Haskell 数据类型的内存占用

发布于 2024-09-10 04:31:31 字数 592 浏览 5 评论 0原文

如何找到在 Haskell 中存储某种数据类型的值所需的实际内存量（主要是使用 GHC）？是否可以在运行时对其进行评估（例如在 GHCi 中），或者是否可以从其组件估计复合数据类型的内存需求？

一般来说，如果类型 a 和 b 的内存需求已知，那么代数数据类型的内存开销是多少，例如：

data Uno = Uno a
data Due = Due a b

例如，这些代数数据类型需要多少内存字节价值观占据？

1 :: Int8
1 :: Integer
2^100 :: Integer
\x -> x + 1
(1 :: Int8, 2 :: Int8)
[1] :: [Int8]
Just (1 :: Int8)
Nothing

据我所知，由于垃圾收集延迟，实际内存分配更高。由于惰性评估（并且 thunk 大小与值的大小无关），它可能会显着不同。问题是，给定一种数据类型，其值在完全求值时占用多少内存？

我发现 GHCi 中有一个 :set +s 选项可以查看内存统计信息，但不清楚如何估计单个值的内存占用量。

原文

How can I find the actual amount of memory required to store a value of some data type in Haskell (mostly with GHC)?
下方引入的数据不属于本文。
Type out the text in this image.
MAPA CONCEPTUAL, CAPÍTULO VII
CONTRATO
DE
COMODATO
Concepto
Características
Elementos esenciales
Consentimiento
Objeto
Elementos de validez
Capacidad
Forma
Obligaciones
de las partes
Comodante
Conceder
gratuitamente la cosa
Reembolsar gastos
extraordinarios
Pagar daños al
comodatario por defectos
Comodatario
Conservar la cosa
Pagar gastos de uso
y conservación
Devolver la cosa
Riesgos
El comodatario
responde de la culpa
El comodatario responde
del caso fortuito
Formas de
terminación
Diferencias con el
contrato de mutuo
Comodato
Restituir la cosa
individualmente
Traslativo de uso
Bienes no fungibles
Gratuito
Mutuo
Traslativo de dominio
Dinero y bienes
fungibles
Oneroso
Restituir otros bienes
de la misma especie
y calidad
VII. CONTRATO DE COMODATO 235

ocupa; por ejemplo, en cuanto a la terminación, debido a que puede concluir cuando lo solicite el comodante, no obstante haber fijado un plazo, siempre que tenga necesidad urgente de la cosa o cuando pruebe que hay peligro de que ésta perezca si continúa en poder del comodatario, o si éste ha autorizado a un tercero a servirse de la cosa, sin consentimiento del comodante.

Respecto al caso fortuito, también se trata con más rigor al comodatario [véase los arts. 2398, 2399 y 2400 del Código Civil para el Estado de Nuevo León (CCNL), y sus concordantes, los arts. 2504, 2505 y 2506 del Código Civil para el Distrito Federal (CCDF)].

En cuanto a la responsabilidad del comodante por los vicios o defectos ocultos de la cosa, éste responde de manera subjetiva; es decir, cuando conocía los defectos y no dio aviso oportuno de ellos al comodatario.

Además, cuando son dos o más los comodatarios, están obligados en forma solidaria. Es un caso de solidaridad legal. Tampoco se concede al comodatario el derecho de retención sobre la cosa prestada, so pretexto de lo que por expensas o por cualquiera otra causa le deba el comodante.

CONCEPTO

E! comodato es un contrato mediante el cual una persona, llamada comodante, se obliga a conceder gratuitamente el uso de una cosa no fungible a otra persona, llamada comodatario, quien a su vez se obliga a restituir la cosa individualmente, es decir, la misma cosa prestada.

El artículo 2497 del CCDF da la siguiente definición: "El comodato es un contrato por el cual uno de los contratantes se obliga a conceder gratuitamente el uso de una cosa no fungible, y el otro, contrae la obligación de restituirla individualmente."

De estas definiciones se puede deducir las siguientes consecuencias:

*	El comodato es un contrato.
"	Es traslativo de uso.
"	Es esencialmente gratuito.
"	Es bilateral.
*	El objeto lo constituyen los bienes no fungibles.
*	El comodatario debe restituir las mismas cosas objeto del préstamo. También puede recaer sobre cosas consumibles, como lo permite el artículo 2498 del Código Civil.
Is it possible to evaluate it at runtime (e.g. in GHCi) or is it possible to estimate memory requirements of a compound data type from its components?

In general, if memory requirements of types a and b are known, what is the memory overhead of algebraic data types such as:

data Uno = Uno a
data Due = Due a b

For example, how many bytes in memory do these values occupy?

1 :: Int8
1 :: Integer
2^100 :: Integer
\x -> x + 1
(1 :: Int8, 2 :: Int8)
[1] :: [Int8]
Just (1 :: Int8)
Nothing

I understand that actual memory allocation is higher due to delayed garbage collection. It may be significantly different due to lazy evaluation (and thunk size is not related to the size of the value). The question is, given a data type, how much memory does its value take when fully evaluated?

I found there is a :set +s option in GHCi to see memory stats, but it is not clear how to estimate the memory footprint of a single value.

分享到QQ

分享到微博

如果你对这篇内容有疑问，欢迎到本站社区发帖提问参与讨论，获取更多帮助，或者扫码二维码加入 Web 技术交流群。

发布评论

需要登录才能够评论，你可以免费注册一个本站的账号。

风和你 2024-09-17 04:31:31

（以下内容适用于 GHC，其他编译器可能使用不同的存储约定）

经验法则：构造函数的标头花费一个字，每个字段花费一个字。例外：没有字段的构造函数（例如 Nothing 或 True）不占用空间，因为 GHC 创建这些构造函数的单个实例并在所有用途之间共享它。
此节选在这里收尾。